To deal with missing values in microarray data, we used a K-nearest-neighbors (KNN) algorithm to determine the precise expression values. We applied web services technology to wrap the bioinformatics toolkits and databases to automatically extract the promoter regions of DNA sequences and predicted the transcription factors that regulate the gene expressions. We adopt the microarray datasets consists of 62 primary tumors, 41 normal prostate tissues from Stanford Microarray Database (SMD) as a target dataset to evaluate our method. The predicted results showed that the possible biomarker genes related to cancer and denoted the androgen functions and processes may be in the development of the prostate cancer and promote the cell death in cell cycle. Our predicted results showed that sub-networks of genes SREBF1, STAT6 and PBX1 are strongly related to a high extent while ETS transcription factors ELK1, JUN and EGR2 are related to a low extent. Gene SLC22A3 may explain clinically the differentiation associated with the high grade cancer compared with low grade cancer. Enhancer of Zeste Homolg 2 (EZH2) regulated by RUNX1 and STAT3 is correlated to the pathological stage.

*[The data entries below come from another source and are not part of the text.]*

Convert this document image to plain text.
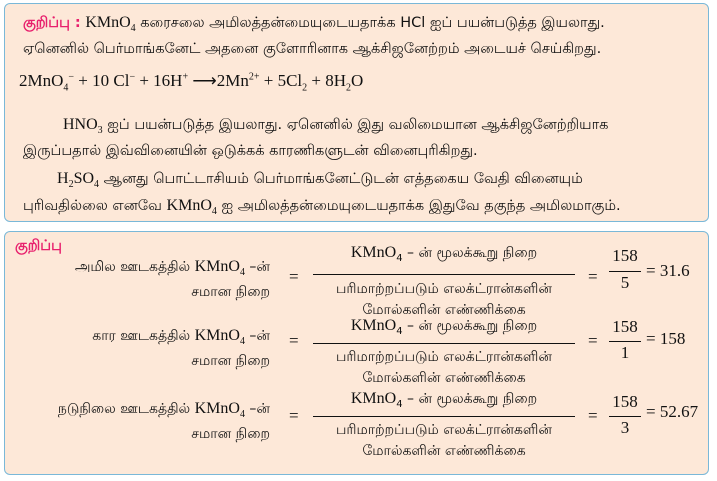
குறிப்பு : KMnO$_4$ கரைசலை அமிலத்தன்மையுடையதாக்க HCl ஐப் பயன்படுத்த இயலாது.
ஏனெனில் பெர்மாங்கனேட் அதனை குளோரினாக ஆக்சிஜனேற்றம் அடையச் செய்கிறது.
2MnO$_4$− + 10 Cl− + 16H+ $⟶2Mn^{2+} + 5Cl_2 + 8H_2O$
$HNO_3$ ஐப் பயன்படுத்த இயலாது. ஏனெனில் இது வலிமையான ஆக்சிஜனேற்றியாக
இருப்பதால் இவ்வினையின் ஒடுக்கக் காரணிகளுடன் வினைபுரிகிறது.
$H_2SO_4$ ஆனது பொட்டாசியம் பெர்மாங்கனேட்டுடன் எத்தகைய வேதி வினையும்
புரிவதில்லை எனவே KMnO$_4$ ஐ அமிலத்தன்மையுடையதாக்க இதுவே தகுந்த அமிலமாகும்.
குறிப்பு
அமில ஊடகத்தில் KMnO$_4$ –ன்
சமான நிறை
=
KMnO$_4$ – ன் மூலக்கூறு நிறை
பரிமாற்றப்படும் எலக்ட்ரான்களின்
மோல்களின் எண்ணிக்கை
=
158
5
= 31.6
கார ஊடகத்தில் KMnO$_4$ –ன்
சமான நிறை
=
KMnO$_4$ – ன் மூலக்கூறு நிறை
பரிமாற்றப்படும் எலக்ட்ரான்களின்
மோல்களின் எண்ணிக்கை
=
158
1
= 158
நடுநிலை ஊடகத்தில் KMnO$_4$ –ன்
சமான நிறை
=
KMnO$_4$ – ன் மூலக்கூறு நிறை
பரிமாற்றப்படும் எலக்ட்ரான்களின்
மோல்களின் எண்ணிக்கை
=
158
3
= 52.67
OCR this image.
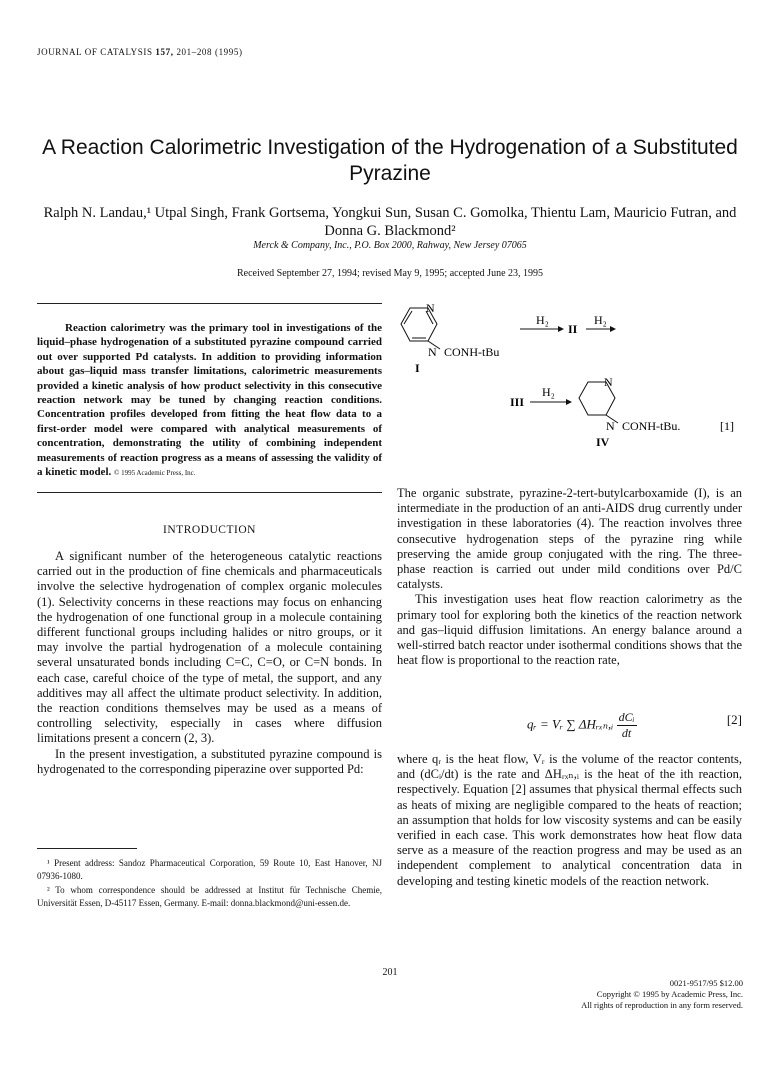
JOURNAL OF CATALYSIS 157, 201–208 (1995)
A Reaction Calorimetric Investigation of the Hydrogenation of a Substituted Pyrazine
Ralph N. Landau,¹ Utpal Singh, Frank Gortsema, Yongkui Sun, Susan C. Gomolka, Thientu Lam, Mauricio Futran, and Donna G. Blackmond²
Merck & Company, Inc., P.O. Box 2000, Rahway, New Jersey 07065
Received September 27, 1994; revised May 9, 1995; accepted June 23, 1995
Reaction calorimetry was the primary tool in investigations of the liquid–phase hydrogenation of a substituted pyrazine compound carried out over supported Pd catalysts. In addition to providing information about gas–liquid mass transfer limitations, calorimetric measurements provided a kinetic analysis of how product selectivity in this consecutive reaction network may be tuned by changing reaction conditions. Concentration profiles developed from fitting the heat flow data to a first-order model were compared with analytical measurements of concentration, demonstrating the utility of combining independent measurements of reaction progress as a means of assessing the validity of a kinetic model. © 1995 Academic Press, Inc.
INTRODUCTION

A significant number of the heterogeneous catalytic reactions carried out in the production of fine chemicals and pharmaceuticals involve the selective hydrogenation of complex organic molecules (1). Selectivity concerns in these reactions may focus on enhancing the hydrogenation of one functional group in a molecule containing different functional groups including halides or nitro groups, or it may involve the partial hydrogenation of a molecule containing several unsaturated bonds including C=C, C=O, or C=N bonds. In each case, careful choice of the type of metal, the support, and any additives may all affect the ultimate product selectivity. In addition, the reaction conditions themselves may be used as a means of controlling selectivity, especially in cases where diffusion limitations present a concern (2, 3).

In the present investigation, a substituted pyrazine compound is hydrogenated to the corresponding piperazine over supported Pd:

¹ Present address: Sandoz Pharmaceutical Corporation, 59 Route 10, East Hanover, NJ 07936-1080.

² To whom correspondence should be addressed at Institut für Technische Chemie, Universität Essen, D-45117 Essen, Germany. E-mail: donna.blackmond@uni-essen.de.

N
N CONH-tBu
I
H₂
II
H₂
III
H₂
N
N CONH-tBu.
IV
[1]

The organic substrate, pyrazine-2-tert-butylcarboxamide (I), is an intermediate in the production of an anti-AIDS drug currently under investigation in these laboratories (4). The reaction involves three consecutive hydrogenation steps of the pyrazine ring while preserving the amide group conjugated with the ring. The three-phase reaction is carried out under mild conditions over Pd/C catalysts.

This investigation uses heat flow reaction calorimetry as the primary tool for exploring both the kinetics of the reaction network and gas–liquid diffusion limitations. An energy balance around a well-stirred batch reactor under isothermal conditions shows that the heat flow is proportional to the reaction rate,

qᵣ = Vᵣ ∑ ΔHᵣₓₙ,ᵢ $\frac{\text{dCᵢ}}{dt}$	[2]

where qᵣ is the heat flow, Vᵣ is the volume of the reactor contents, and (dCᵢ/dt) is the rate and ΔHᵣₓₙ,ᵢ is the heat of the ith reaction, respectively. Equation [2] assumes that physical thermal effects such as heats of mixing are negligible compared to the heats of reaction; an assumption that holds for low viscosity systems and can be easily verified in each case. This work demonstrates how heat flow data serve as a measure of the reaction progress and may be used as an independent complement to analytical concentration data in developing and testing kinetic models of the reaction network.

201
0021-9517/95 $12.00
Copyright © 1995 by Academic Press, Inc.
All rights of reproduction in any form reserved.
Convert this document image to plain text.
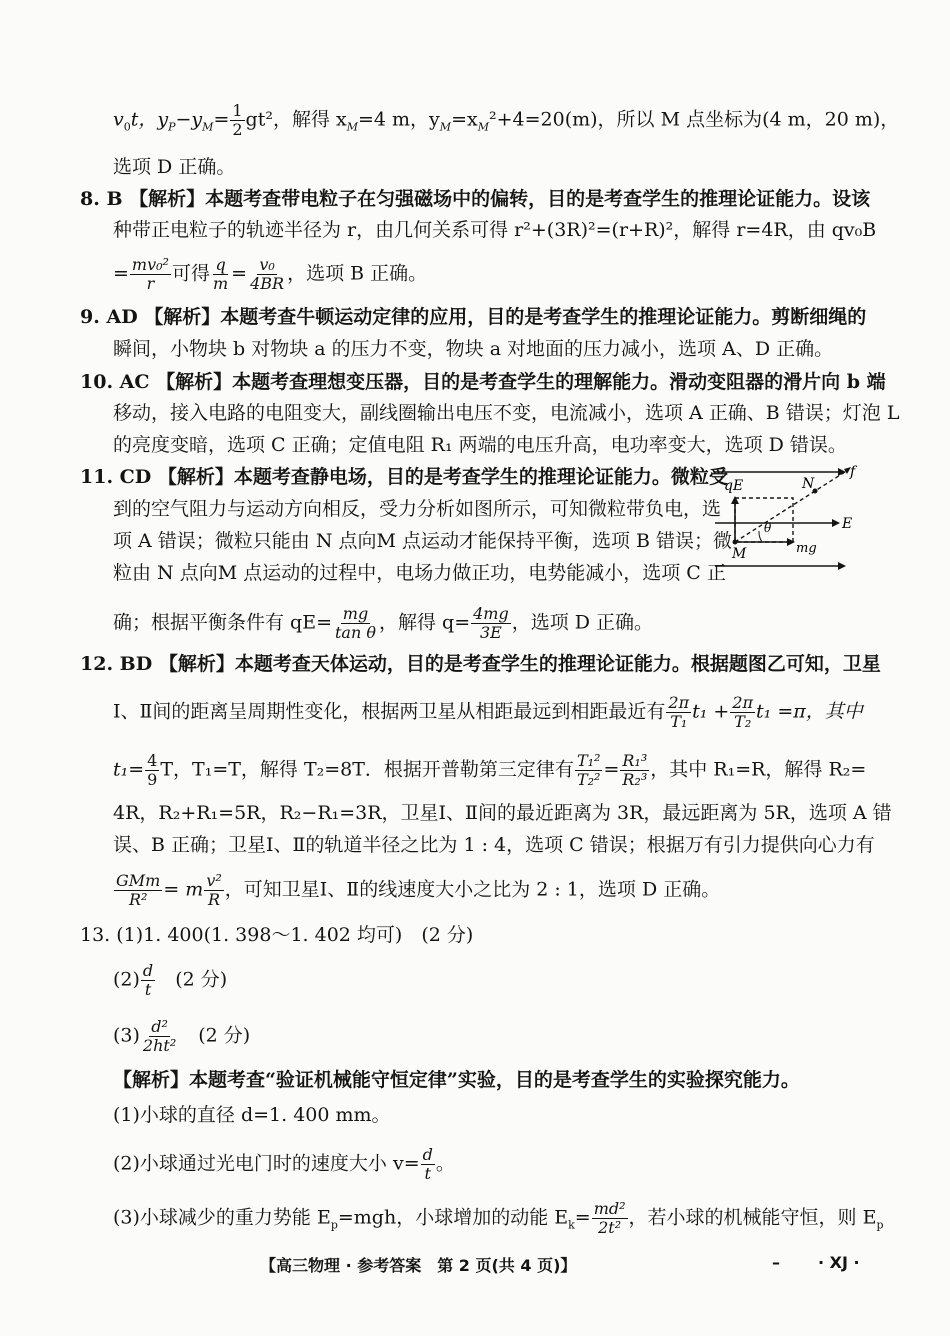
$v_0t$，$y_P-y_M= \frac{1}{2} gt^2$，解得 $x_M=4$ m，$y_M=x_M^2+4=20(m)$，所以 M 点坐标为(4 m，20 m)，
选项 D 正确。
8. B 【解析】本题考查带电粒子在匀强磁场中的偏转，目的是考查学生的推理论证能力。设该
种带正电粒子的轨迹半径为 r，由几何关系可得 r²+(3R)²=(r+R)²，解得 r=4R，由 qv₀B
= $\frac{\text{mv₀²}}{r}$ 可得 $\frac{q}{m} = \frac{\text{v₀}}{4BR}$ ，选项 B 正确。
9. AD 【解析】本题考查牛顿运动定律的应用，目的是考查学生的推理论证能力。剪断细绳的
瞬间，小物块 b 对物块 a 的压力不变，物块 a 对地面的压力减小，选项 A、D 正确。
10. AC 【解析】本题考查理想变压器，目的是考查学生的理解能力。滑动变阻器的滑片向 b 端
移动，接入电路的电阻变大，副线圈输出电压不变，电流减小，选项 A 正确、B 错误；灯泡 L
的亮度变暗，选项 C 正确；定值电阻 R₁ 两端的电压升高，电功率变大，选项 D 错误。
11. CD 【解析】本题考查静电场，目的是考查学生的推理论证能力。微粒受
到的空气阻力与运动方向相反，受力分析如图所示，可知微粒带负电，选
项 A 错误；微粒只能由 N 点向M 点运动才能保持平衡，选项 B 错误；微
粒由 N 点向M 点运动的过程中，电场力做正功，电势能减小，选项 C 正
确；根据平衡条件有 $qE= \frac{mg}{\text{tan θ}}$ ，解得 $q= \frac{4mg}{3E}$ ，选项 D 正确。
qE	N
f
θ	E
M	mg
12. BD 【解析】本题考查天体运动，目的是考查学生的推理论证能力。根据题图乙可知，卫星
Ⅰ、Ⅱ间的距离呈周期性变化，根据两卫星从相距最远到相距最近有 $\frac{2\pi}{\text{T₁}} t_1 + \frac{2\pi}{\text{T₂}} t_1 =\pi$，其中
$t_1= \frac{4}{9}$ T，T₁=T，解得 T₂=8T．根据开普勒第三定律有 $\frac{\text{T₁²}}{\text{T₂²}} = \frac{\text{R₁³}}{\text{R₂³}}$ ，其中 R₁=R，解得 R₂=
4R，R₂+R₁=5R，R₂−R₁=3R，卫星Ⅰ、Ⅱ间的最近距离为 3R，最远距离为 5R，选项 A 错
误、B 正确；卫星Ⅰ、Ⅱ的轨道半径之比为 1 : 4，选项 C 错误；根据万有引力提供向心力有
$\frac{\text{GMm}}{\text{R²}} = m \frac{\text{v²}}{R}$ ，可知卫星Ⅰ、Ⅱ的线速度大小之比为 2 : 1，选项 D 正确。
13. (1)1. 400(1. 398～1. 402 均可)　(2 分)
$(2) \frac{d}{t}$
　 (2 分)
$(3) \frac{\text{d²}}{\text{2ht²}}$
　 (2 分)
【解析】本题考查“验证机械能守恒定律”实验，目的是考查学生的实验探究能力。
(1)小球的直径 d=1. 400 mm。
(2)小球通过光电门时的速度大小 $v= \frac{d}{t}$ 。
(3)小球减少的重力势能 $E_p=mgh$，小球增加的动能 $E_k= \frac{\text{md²}}{\text{2t²}}$ ，若小球的机械能守恒，则 $E_p$
【高三物理 · 参考答案　第 2 页(共 4 页)】	– · XJ ·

We provide a computational framework to reconstruct the genetic regulatory network from the microarray data using biological knowledge and constraint-based inferences. Our method is helpful in verifying possible interaction relations in gene regulatory networks and filtering out incorrect relations inferred by imperfect methods. We predicted not only individual gene related to cancer but also discovered significant gene regulation networks. Our method is also validated in several enriched published papers and databases and the significant gene regulatory networks perform critical biological functions and processes including cell adhesion molecules, androgen and estrogen metabolism, smooth muscle contraction, and GO-annotated processes. Those significant gene regulations and the critical concept of tumor progression are useful to understand cancer biology and disease treatment.